The average mortgage approved by Irish banks has increased by €100,000 in the past ten years new figures show.
New figures from the Banking & Payments Federation Ireland (BPFI) show the average value of a mortgage approved last month was €276,635. This compares to the average in July 2012 of €177,455.
It highlights the scale of the increase in property values in recent years as the country struggles to build enough homes to meet the demand.
According to the BPFI's latest report, the number of mortgages approved by Irish banks last month fell by almost 12% compared to June. A total of 5,255 mortgages were approved in July, a drop of 11.8% month-on-month but a rise of 4.4% compared with the same period last year.
The figures also show the value of mortgage approvals fell by 12.7% compared to June but rose by 13.3% compared to July 2021.

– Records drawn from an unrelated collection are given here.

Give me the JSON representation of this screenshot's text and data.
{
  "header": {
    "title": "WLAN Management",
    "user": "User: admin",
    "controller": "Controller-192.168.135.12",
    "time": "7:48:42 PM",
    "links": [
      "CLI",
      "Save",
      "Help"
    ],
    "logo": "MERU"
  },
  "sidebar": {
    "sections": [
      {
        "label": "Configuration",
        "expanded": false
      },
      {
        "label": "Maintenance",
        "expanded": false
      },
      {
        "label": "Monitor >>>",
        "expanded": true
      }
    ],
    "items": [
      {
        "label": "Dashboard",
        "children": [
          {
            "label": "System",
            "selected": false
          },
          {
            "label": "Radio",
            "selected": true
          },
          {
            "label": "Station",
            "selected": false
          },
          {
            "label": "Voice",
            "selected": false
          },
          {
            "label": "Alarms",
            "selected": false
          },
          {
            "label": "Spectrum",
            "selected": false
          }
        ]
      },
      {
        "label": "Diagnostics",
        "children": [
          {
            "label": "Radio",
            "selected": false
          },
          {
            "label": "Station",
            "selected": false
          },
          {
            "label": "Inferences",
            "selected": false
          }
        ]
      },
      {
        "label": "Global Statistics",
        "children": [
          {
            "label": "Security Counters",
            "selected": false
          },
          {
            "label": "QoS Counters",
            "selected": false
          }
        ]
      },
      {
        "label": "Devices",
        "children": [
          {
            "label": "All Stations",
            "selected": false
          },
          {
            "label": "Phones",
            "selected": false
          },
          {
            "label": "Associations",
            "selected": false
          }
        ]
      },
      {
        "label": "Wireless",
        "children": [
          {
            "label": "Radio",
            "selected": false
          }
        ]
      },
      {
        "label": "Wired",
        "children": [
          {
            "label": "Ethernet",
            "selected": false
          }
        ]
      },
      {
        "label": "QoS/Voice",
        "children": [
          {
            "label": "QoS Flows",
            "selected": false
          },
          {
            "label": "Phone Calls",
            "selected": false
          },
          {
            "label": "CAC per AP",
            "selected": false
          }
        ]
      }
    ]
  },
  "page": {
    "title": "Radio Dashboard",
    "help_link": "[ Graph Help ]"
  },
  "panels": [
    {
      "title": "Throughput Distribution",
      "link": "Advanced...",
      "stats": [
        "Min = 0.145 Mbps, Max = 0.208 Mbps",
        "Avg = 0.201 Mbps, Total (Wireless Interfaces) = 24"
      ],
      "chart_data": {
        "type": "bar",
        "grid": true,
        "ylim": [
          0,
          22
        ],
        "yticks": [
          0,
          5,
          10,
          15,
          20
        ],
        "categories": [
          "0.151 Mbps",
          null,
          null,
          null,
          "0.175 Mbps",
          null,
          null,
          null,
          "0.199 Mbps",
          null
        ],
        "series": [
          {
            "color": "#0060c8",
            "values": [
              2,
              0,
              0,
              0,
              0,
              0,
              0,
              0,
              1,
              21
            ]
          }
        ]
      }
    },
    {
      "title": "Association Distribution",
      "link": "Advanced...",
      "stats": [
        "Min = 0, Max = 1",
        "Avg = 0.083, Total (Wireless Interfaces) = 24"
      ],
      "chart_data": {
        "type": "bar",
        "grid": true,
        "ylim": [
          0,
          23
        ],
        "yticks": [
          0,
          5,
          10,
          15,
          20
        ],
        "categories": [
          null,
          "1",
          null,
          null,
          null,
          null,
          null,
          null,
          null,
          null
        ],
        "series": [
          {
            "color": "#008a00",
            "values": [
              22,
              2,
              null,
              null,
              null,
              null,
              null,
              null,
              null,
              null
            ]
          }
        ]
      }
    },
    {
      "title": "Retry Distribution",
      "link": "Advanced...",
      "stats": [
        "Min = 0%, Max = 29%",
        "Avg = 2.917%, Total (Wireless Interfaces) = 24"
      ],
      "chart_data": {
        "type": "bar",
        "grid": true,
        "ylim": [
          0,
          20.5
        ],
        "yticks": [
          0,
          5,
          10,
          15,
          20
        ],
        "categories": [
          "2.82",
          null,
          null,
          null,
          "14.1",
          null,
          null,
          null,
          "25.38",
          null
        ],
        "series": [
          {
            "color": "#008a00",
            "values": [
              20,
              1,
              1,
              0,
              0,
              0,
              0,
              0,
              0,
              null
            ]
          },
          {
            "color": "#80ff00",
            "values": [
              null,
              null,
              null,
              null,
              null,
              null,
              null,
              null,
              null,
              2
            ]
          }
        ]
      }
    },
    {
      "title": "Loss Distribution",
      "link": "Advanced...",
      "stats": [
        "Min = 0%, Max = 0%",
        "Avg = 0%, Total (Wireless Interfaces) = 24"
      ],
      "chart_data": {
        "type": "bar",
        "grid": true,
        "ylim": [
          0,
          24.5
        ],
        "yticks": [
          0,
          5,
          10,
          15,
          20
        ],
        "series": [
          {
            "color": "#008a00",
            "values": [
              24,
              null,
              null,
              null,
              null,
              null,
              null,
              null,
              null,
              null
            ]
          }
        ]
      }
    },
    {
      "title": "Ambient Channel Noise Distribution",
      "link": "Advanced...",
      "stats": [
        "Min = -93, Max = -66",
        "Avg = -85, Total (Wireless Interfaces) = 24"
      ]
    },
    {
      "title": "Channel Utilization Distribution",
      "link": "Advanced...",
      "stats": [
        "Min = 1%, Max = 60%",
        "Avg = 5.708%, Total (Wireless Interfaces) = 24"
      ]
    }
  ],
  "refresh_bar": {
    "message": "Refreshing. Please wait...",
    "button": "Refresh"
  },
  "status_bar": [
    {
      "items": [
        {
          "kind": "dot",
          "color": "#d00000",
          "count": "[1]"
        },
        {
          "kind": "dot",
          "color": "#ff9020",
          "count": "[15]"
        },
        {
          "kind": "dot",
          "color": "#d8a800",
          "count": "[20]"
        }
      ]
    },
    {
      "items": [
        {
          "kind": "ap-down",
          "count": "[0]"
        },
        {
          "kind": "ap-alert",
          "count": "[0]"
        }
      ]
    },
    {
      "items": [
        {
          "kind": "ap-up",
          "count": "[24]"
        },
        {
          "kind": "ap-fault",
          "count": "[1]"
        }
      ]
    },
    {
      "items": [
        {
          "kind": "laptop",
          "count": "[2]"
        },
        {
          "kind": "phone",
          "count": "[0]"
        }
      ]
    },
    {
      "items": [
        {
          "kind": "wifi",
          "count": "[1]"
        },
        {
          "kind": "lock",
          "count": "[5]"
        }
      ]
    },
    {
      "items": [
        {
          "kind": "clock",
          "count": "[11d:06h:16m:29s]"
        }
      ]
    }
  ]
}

Mortgages approved last month were valued at €1.45bn — of which first-time buyers accounted for €660m (45.4%) and mover purchasers for €343m (23.6%).
BPFI chief executive Brian Hayes said the figures show continued growth in mortgage activity which is being driven mainly by non-purchase mortgages — primarily those who are re-mortgaging or switching.
“Non-purchase mortgage activity, most of which is switching, has increased sharply since May, reflecting both the competition in the market and the fact that mortgage customers continue to shop around for better rates," he said.
"We welcome the fact that mortgage customers are actively taking steps to minimise the impact of the ECB’s planned interest rate increases, whether they switch to another mortgage lender or renegotiate with their current lender."
Central Bank data shows that the value of housing loans renegotiated at interest rates fixed for more than one year jumped to €1.2bn in Q2 2022 from €0.7bn in Q2 2021.